Con i nuclei realizzati in aprile faccio la fioritura del tiglio e castagno o in alternativa quella del
rododendro (in questo modo si potrebbe fare anche la melata senza rischi particolari).
Agire in questo modo porta ad alcuni vantaggi:
1. Si può continuare a praticare il nomadismo sfruttando più fioriture e producendo diversi tipi di
miele
2. Si tiene più sotto controllo lo sviluppo della varroa rischiando molto meno in termini di
sopravvivenza delle famiglie, il periodo di massimo sviluppi della covata è più breve
3. Questo modo di lavorare è anche uno stimolo per fare nuclei primaverili e per avere famiglie meno
colpite dalla varroa
4. Non siamo “pressati” dall’esigenza di togliere presto (magari anche troppo presto!) i melari per fare
i trattamenti contro la varroa, perché sappiamo che l’acaro ha avuto un tempo di sviluppo non
troppo lungo.
5. Per le famiglie che hanno sfruttato le prime fioriture restano tempi più lunghi dopo il blocco della
covata per la ripresa autunnale.
Nonostante tutti questi accorgimenti, personalmente anche quest’anno farò il blocco della covata sia sulle
famiglie sia sui nuclei primaverili se pur in tempi diversi.
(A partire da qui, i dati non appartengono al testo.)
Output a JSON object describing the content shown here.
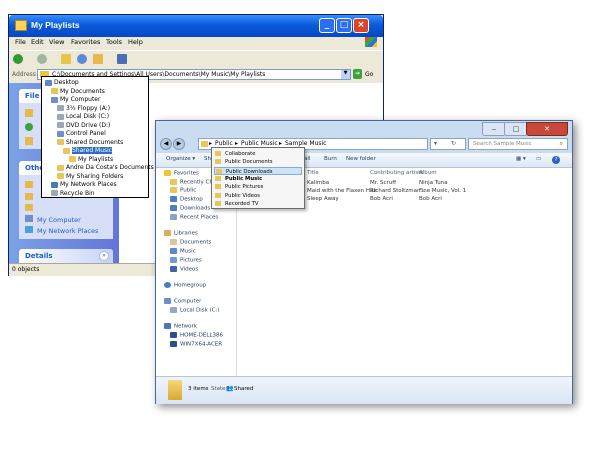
{
  "xp": {
    "title": "My Playlists",
    "menu": [
      "File",
      "Edit",
      "View",
      "Favorites",
      "Tools",
      "Help"
    ],
    "address_label": "Address",
    "address_value": "C:\\Documents and Settings\\All Users\\Documents\\My Music\\My Playlists",
    "go_label": "Go",
    "panels": {
      "file_head": "File",
      "other_head": "Othe",
      "other_links": [
        "My Computer",
        "My Network Places"
      ],
      "details_head": "Details"
    },
    "status": "0 objects",
    "tree": [
      {
        "label": "Desktop",
        "indent": 0,
        "selected": false
      },
      {
        "label": "My Documents",
        "indent": 1,
        "selected": false
      },
      {
        "label": "My Computer",
        "indent": 1,
        "selected": false
      },
      {
        "label": "3½ Floppy (A:)",
        "indent": 2,
        "selected": false
      },
      {
        "label": "Local Disk (C:)",
        "indent": 2,
        "selected": false
      },
      {
        "label": "DVD Drive (D:)",
        "indent": 2,
        "selected": false
      },
      {
        "label": "Control Panel",
        "indent": 2,
        "selected": false
      },
      {
        "label": "Shared Documents",
        "indent": 2,
        "selected": false
      },
      {
        "label": "Shared Music",
        "indent": 3,
        "selected": true
      },
      {
        "label": "My Playlists",
        "indent": 4,
        "selected": false
      },
      {
        "label": "Andre Da Costa's Documents",
        "indent": 2,
        "selected": false
      },
      {
        "label": "My Sharing Folders",
        "indent": 2,
        "selected": false
      },
      {
        "label": "My Network Places",
        "indent": 1,
        "selected": false
      },
      {
        "label": "Recycle Bin",
        "indent": 1,
        "selected": false
      }
    ]
  },
  "w7": {
    "breadcrumb": [
      "Public",
      "Public Music",
      "Sample Music"
    ],
    "search_placeholder": "Search Sample Music",
    "cmd": {
      "organize": "Organize ▾",
      "share": "Sha",
      "play_all": "all",
      "burn": "Burn",
      "new_folder": "New folder"
    },
    "nav": {
      "favorites": "Favorites",
      "fav_items": [
        "Recently Chang",
        "Public",
        "Desktop",
        "Downloads",
        "Recent Places"
      ],
      "libraries": "Libraries",
      "lib_items": [
        "Documents",
        "Music",
        "Pictures",
        "Videos"
      ],
      "homegroup": "Homegroup",
      "computer": "Computer",
      "comp_items": [
        "Local Disk (C:)"
      ],
      "network": "Network",
      "net_items": [
        "HOME-DELL386",
        "WIN7X64-ACER"
      ]
    },
    "columns": [
      "Title",
      "Contributing artists",
      "Album"
    ],
    "rows": [
      {
        "title": "Kalimba",
        "artist": "Mr. Scruff",
        "album": "Ninja Tuna"
      },
      {
        "title": "Maid with the Flaxen Hair",
        "artist": "Richard Stoltzman...",
        "album": "Fine Music, Vol. 1"
      },
      {
        "title": "Sleep Away",
        "artist": "Bob Acri",
        "album": "Bob Acri"
      }
    ],
    "details": {
      "count": "3 items",
      "state_label": "State:",
      "state_value": "Shared"
    },
    "dropdown": [
      {
        "label": "Collaborate",
        "bold": false,
        "highlight": false
      },
      {
        "label": "Public Documents",
        "bold": false,
        "highlight": false
      },
      {
        "label": "Public Downloads",
        "bold": false,
        "highlight": true
      },
      {
        "label": "Public Music",
        "bold": true,
        "highlight": false
      },
      {
        "label": "Public Pictures",
        "bold": false,
        "highlight": false
      },
      {
        "label": "Public Videos",
        "bold": false,
        "highlight": false
      },
      {
        "label": "Recorded TV",
        "bold": false,
        "highlight": false
      }
    ]
  },
  "colors": {
    "xp_title": "#0a5bd8",
    "xp_pane": "#6375d6",
    "w7_frame": "#c9dcf1",
    "selection": "#316ac5"
  }
}
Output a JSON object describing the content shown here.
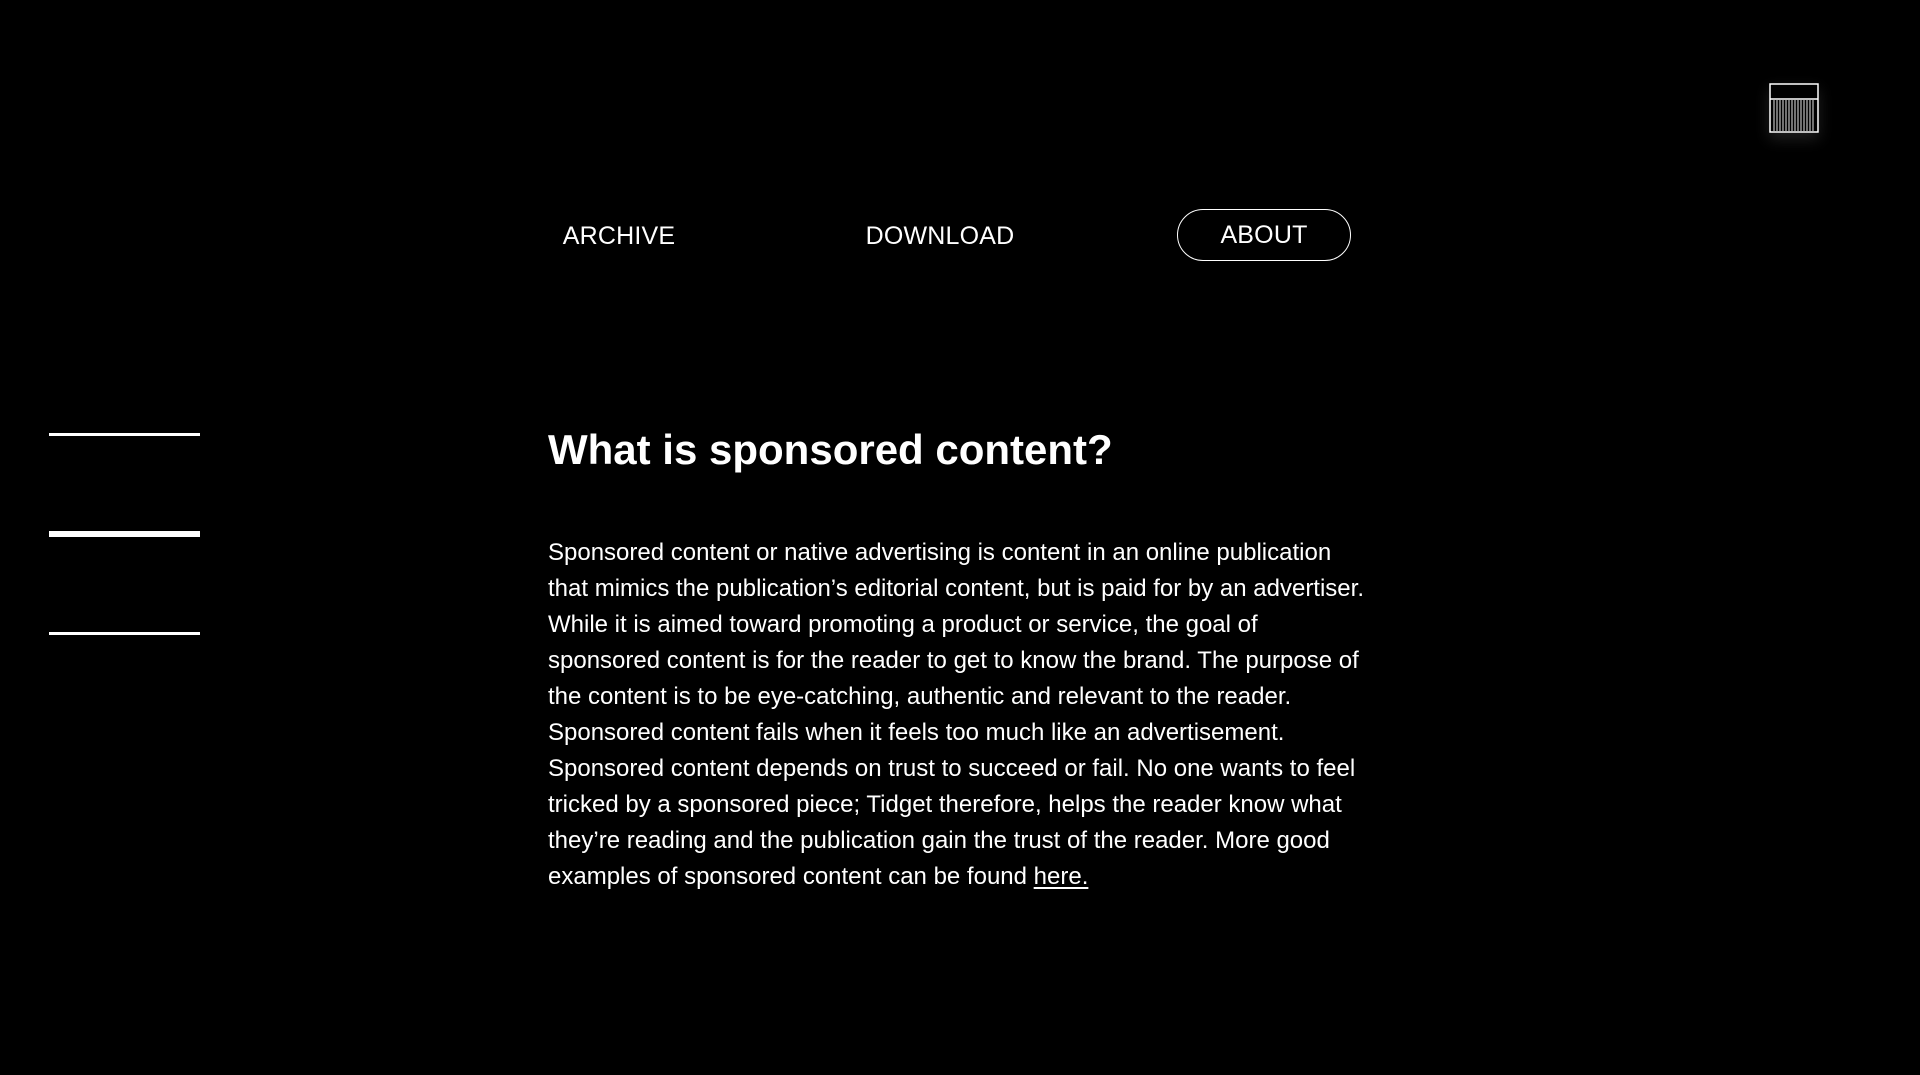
{
  "nav": {
    "archive_label": "ARCHIVE",
    "download_label": "DOWNLOAD",
    "about_label": "ABOUT",
    "active": "about"
  },
  "logo": {
    "icon": "barcode-box-icon"
  },
  "article": {
    "heading": "What is sponsored content?",
    "body_lines": [
      "Sponsored content or native advertising is content in an online publication",
      "that mimics the publication’s editorial content, but is paid for by an advertiser.",
      "While it is aimed toward promoting a product or service, the goal of",
      "sponsored content is for the reader to get to know the brand. The purpose of",
      "the content is to be eye-catching, authentic and relevant to the reader.",
      "Sponsored content fails when it feels too much like an advertisement.",
      "Sponsored content depends on trust to succeed or fail. No one wants to feel",
      "tricked by a sponsored piece; Tidget therefore, helps the reader know what",
      "they’re reading and the publication gain the trust of the reader. More good",
      "examples of sponsored content can be found "
    ],
    "link_text": "here."
  },
  "colors": {
    "background": "#000000",
    "text": "#ffffff"
  }
}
Attenzione naturalmente ai problemi di re
infestazione che ci portano ad avere da una ad alcune decine di acari al giorno che possono entrare
nell’alveare da altre famiglie o da altri apiari. Quando lavoriamo con blocchi di covata fatti in tempi diversi
l’ideale sarebbe lavorare anche in apiari diversi proprio per ridurre le problematiche di re infestazione.